Fallout From Kevin Love Trade Agreement
The time between now and August 23rd, when the Kevin Love trade agreement can become an official transaction, makes it possible that the deal could fall apart, but the Cavs and Wolves are under “enormous pressure” to honor the pact, writes Ken Berger of CBSSports.com. A source tells Berger that Wolves coach/executive Flip Saunders would listen if the Warriors decided to offer Klay Thompson, but Golden State has been steadfastly against doing so. The Warriors haven’t spoken with Minnesota for weeks, according to Berger, and Sam Amick of USA Today hears that Golden State doesn’t intend to jump back into the fray (Twitter link). Here are more aftershocks from the Love deal:
- Even if the Warriors did offer up Thompson to Minnesota, it wouldn’t cause the Cavs deal to come apart, as the Wolves prefer what Cleveland is set to send them, tweets Jon Krawczynski of The Associated Press.
Earlier updates:
- The Wolves gave the Cavs permission more than two weeks ago to negotiate with Love about a long-term future with the Cavs, reports Jerry Zgoda of the Star Tribune. There are conflicting reports about whether Love has committed to signing a max deal with Cleveland next summer.
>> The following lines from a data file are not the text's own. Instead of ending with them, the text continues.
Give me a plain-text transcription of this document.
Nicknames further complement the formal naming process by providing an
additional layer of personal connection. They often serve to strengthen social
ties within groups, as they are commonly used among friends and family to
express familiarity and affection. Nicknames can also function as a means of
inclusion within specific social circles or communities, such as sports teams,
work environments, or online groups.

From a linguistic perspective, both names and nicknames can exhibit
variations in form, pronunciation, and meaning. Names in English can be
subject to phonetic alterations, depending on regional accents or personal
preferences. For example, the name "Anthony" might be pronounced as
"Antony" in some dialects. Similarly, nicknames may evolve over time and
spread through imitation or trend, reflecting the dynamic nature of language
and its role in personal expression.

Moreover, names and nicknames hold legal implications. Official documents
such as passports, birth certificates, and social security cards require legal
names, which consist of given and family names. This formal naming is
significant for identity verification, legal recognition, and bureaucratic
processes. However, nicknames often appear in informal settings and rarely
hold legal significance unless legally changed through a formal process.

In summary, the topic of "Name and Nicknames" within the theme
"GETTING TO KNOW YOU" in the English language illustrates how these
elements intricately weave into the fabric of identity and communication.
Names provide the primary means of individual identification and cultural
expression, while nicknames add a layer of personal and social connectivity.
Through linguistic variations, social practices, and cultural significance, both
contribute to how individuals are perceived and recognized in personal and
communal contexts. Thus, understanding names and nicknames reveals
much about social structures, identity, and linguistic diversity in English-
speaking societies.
- Minnesota maintains interest in Thaddeus Young, but the Wolves wouldn’t end up sending Anthony Bennett to Philadelphia if such a deal materializes, Zgoda writes in the same piece. Minnesota hopes instead to ship the 2015 first-rounder it’s acquiring from Cleveland in the Love trade to the Sixers for Young, Zgoda writes. The Wolves would also like to shed J.J. Barea and Luc Mbah a Moute in a deal for Young, according to Zgoda, who speculates that Minnesota might include Shabazz Muhammad, too.
- Kevin Martin was in plenty of Love rumors, but there’s no indication that the Wolves are looking to trade him or Corey Brewer, Zgoda tweets.
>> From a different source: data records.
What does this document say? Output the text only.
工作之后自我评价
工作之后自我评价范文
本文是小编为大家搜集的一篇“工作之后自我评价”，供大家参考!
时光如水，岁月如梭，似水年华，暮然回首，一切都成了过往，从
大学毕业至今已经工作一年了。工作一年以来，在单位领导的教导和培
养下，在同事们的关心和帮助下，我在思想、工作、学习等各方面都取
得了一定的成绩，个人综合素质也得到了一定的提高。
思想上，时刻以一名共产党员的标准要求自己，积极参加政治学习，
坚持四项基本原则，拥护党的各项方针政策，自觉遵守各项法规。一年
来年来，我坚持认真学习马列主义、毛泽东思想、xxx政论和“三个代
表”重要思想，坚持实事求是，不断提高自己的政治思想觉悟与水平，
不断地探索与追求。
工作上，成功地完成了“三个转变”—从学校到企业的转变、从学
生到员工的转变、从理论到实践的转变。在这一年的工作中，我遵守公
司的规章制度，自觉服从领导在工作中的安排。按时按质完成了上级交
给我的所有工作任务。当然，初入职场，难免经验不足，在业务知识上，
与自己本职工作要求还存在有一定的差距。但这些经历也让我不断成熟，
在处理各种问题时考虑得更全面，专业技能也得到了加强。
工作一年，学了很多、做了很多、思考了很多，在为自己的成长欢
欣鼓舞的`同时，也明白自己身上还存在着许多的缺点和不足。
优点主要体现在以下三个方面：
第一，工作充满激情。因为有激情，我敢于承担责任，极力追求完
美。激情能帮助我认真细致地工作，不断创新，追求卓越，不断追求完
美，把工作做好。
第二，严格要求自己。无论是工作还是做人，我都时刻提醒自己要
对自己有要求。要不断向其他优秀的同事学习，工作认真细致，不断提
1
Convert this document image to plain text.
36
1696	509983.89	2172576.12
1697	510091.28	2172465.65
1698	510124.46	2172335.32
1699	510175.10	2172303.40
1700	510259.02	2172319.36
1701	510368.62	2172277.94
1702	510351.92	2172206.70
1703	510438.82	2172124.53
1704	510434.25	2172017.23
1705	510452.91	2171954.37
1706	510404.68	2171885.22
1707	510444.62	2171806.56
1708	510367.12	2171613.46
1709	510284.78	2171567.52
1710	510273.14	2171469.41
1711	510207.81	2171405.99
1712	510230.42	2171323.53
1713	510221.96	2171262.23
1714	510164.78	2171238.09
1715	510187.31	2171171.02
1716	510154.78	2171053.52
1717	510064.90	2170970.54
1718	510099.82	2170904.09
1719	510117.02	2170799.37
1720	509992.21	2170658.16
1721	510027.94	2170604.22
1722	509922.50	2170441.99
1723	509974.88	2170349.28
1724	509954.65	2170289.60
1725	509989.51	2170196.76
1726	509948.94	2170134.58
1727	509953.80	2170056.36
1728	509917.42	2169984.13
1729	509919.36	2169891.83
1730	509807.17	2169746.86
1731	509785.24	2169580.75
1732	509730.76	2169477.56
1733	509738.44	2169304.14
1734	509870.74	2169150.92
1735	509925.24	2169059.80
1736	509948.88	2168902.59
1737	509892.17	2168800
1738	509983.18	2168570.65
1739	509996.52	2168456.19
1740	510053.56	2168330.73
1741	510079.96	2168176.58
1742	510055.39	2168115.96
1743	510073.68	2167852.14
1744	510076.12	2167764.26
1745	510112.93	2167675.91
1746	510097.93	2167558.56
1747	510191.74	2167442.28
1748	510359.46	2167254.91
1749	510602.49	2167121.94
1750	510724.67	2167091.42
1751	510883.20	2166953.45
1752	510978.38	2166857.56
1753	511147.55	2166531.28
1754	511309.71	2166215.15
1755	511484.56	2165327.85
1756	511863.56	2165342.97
- Most around the league believe that the addition of Love will convince Ray Allen to sign with Cleveland at some point before camp, according to Sam Amico of Fox Sports Ohio, and Chris Broussard of ESPN.com tweets that he heard weeks ago that Allen would come aboard if the Cavs traded for Love. Still, Allen has dismissed similar rumors and his criteria for signing with a team appear to exclude the Cavs, as I explained Wednesday.
- The Cavs aren’t looking to trade Dion Waiters, who was one of the first within the Cavs organization to whom LeBron James spoke after he made his decision to return from the Heat, Amico writes in his piece.
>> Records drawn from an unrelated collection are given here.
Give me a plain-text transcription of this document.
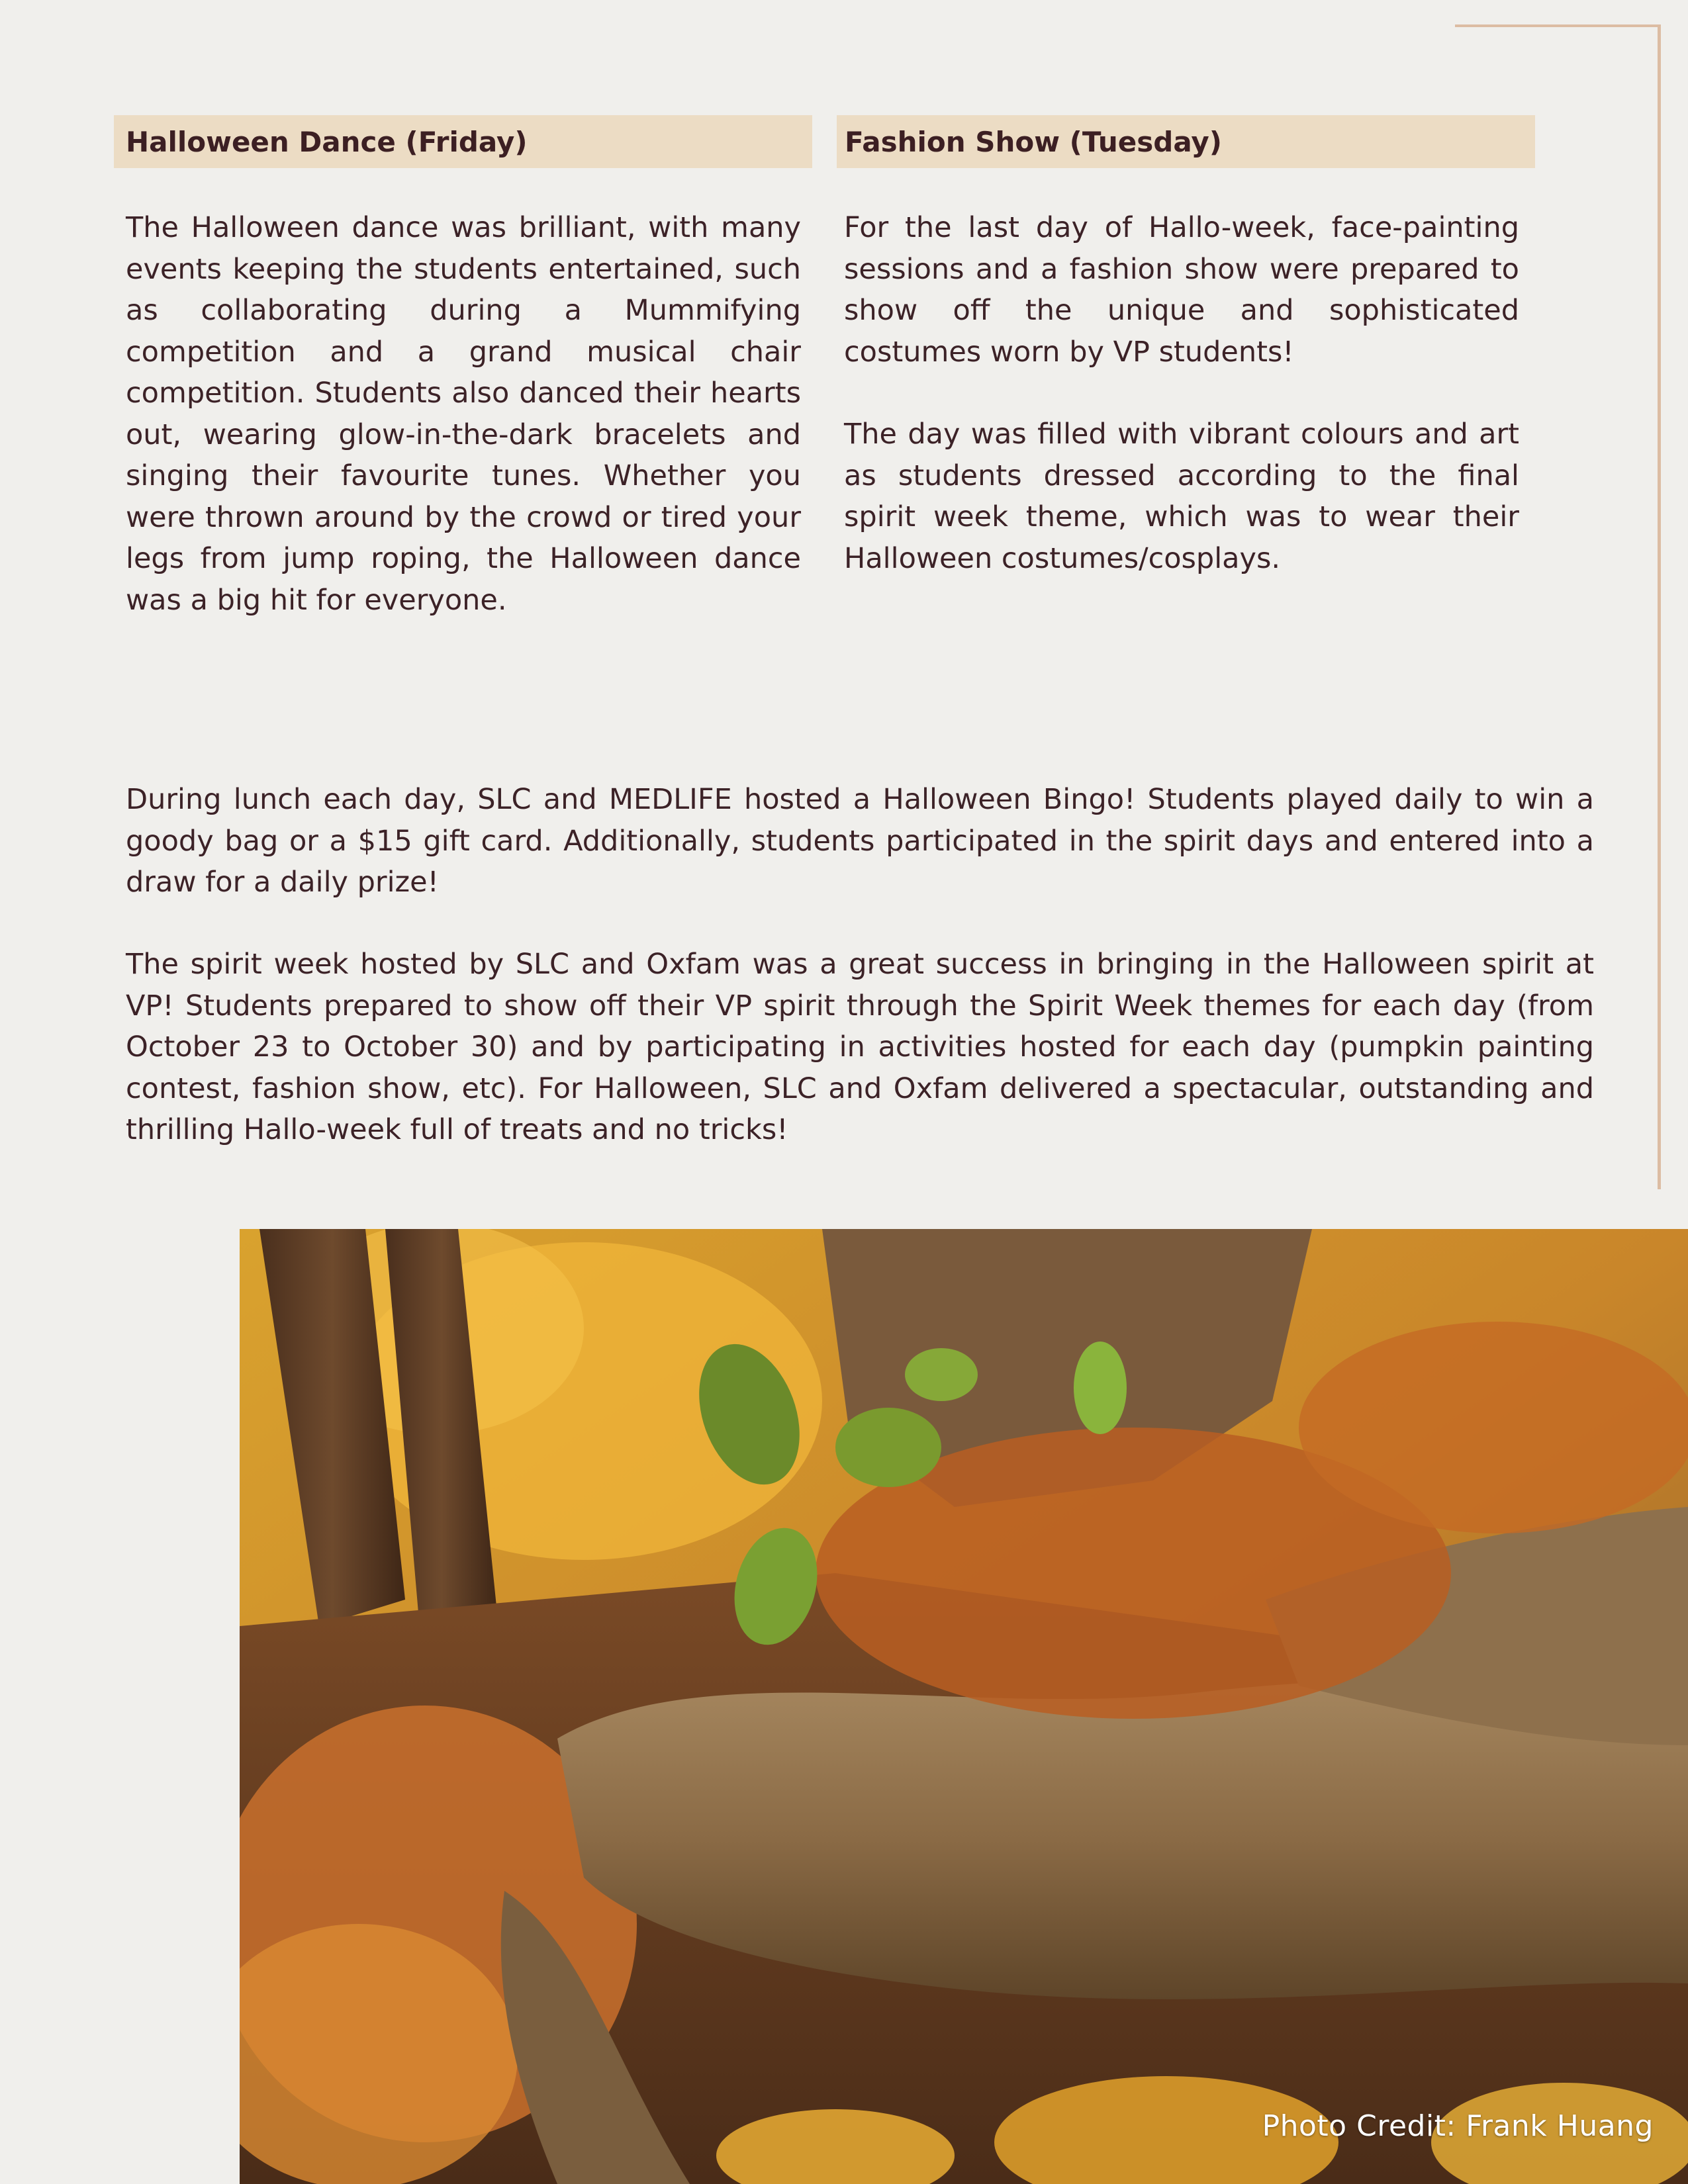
Halloween Dance (Friday)	Fashion Show (Tuesday)

The Halloween dance was brilliant, with many events keeping the students entertained, such as collaborating during a Mummifying competition and a grand musical chair competition. Students also danced their hearts out, wearing glow-in-the-dark bracelets and singing their favourite tunes. Whether you were thrown around by the crowd or tired your legs from jump roping, the Halloween dance was a big hit for everyone.

For the last day of Hallo-week, face-painting sessions and a fashion show were prepared to show off the unique and sophisticated costumes worn by VP students!

The day was filled with vibrant colours and art as students dressed according to the final spirit week theme, which was to wear their Halloween costumes/cosplays.

During lunch each day, SLC and MEDLIFE hosted a Halloween Bingo! Students played daily to win a goody bag or a $15 gift card. Additionally, students participated in the spirit days and entered into a draw for a daily prize!

The spirit week hosted by SLC and Oxfam was a great success in bringing in the Halloween spirit at VP! Students prepared to show off their VP spirit through the Spirit Week themes for each day (from October 23 to October 30) and by participating in activities hosted for each day (pumpkin painting contest, fashion show, etc). For Halloween, SLC and Oxfam delivered a spectacular, outstanding and thrilling Hallo-week full of treats and no tricks!

Photo Credit: Frank Huang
- Cleveland is targeting big men, but the team has faith that Brendan Haywood can contribute, as Amico also notes.
Heat Sign Tyler Johnson
THURSDAY, 11:37am: The deal is official, the team announced via press release.
WEDNESDAY, 2:48pm: It will be a two-year contract, according to Barry Jackson of the Miami Herald (on Twitter).
9:13am: The Heat and former Fresno State guard Tyler Johnson have struck a deal, reports Shams Charania of RealGM (Twitter link). Hoops Rumors reported last week that Johnson had been drawing interest from multiple NBA teams who were impressed with his showing on Miami’s summer league roster. The terms of the deal aren’t immediately clear, though the Heat can hand out no more than a two-year contract for the minimum salary.
Johnson averaged 12.5 points in 22.7 minutes per game across 10 summer league appearances after going undrafted this past June. He notched 15.9 PPG in 33.6 MPG with 43.2% shooting from behind the three-point line this past season as a senior with the Bulldogs.
The Heat will surely make more additions between now and the start of camp, but as it stands, the client of agent Pedro Power seems to have a decent chance of making the opening-night roster, since Miami only has contracts or agreements with 13 other players. Only 11 of them have fully guaranteed deals.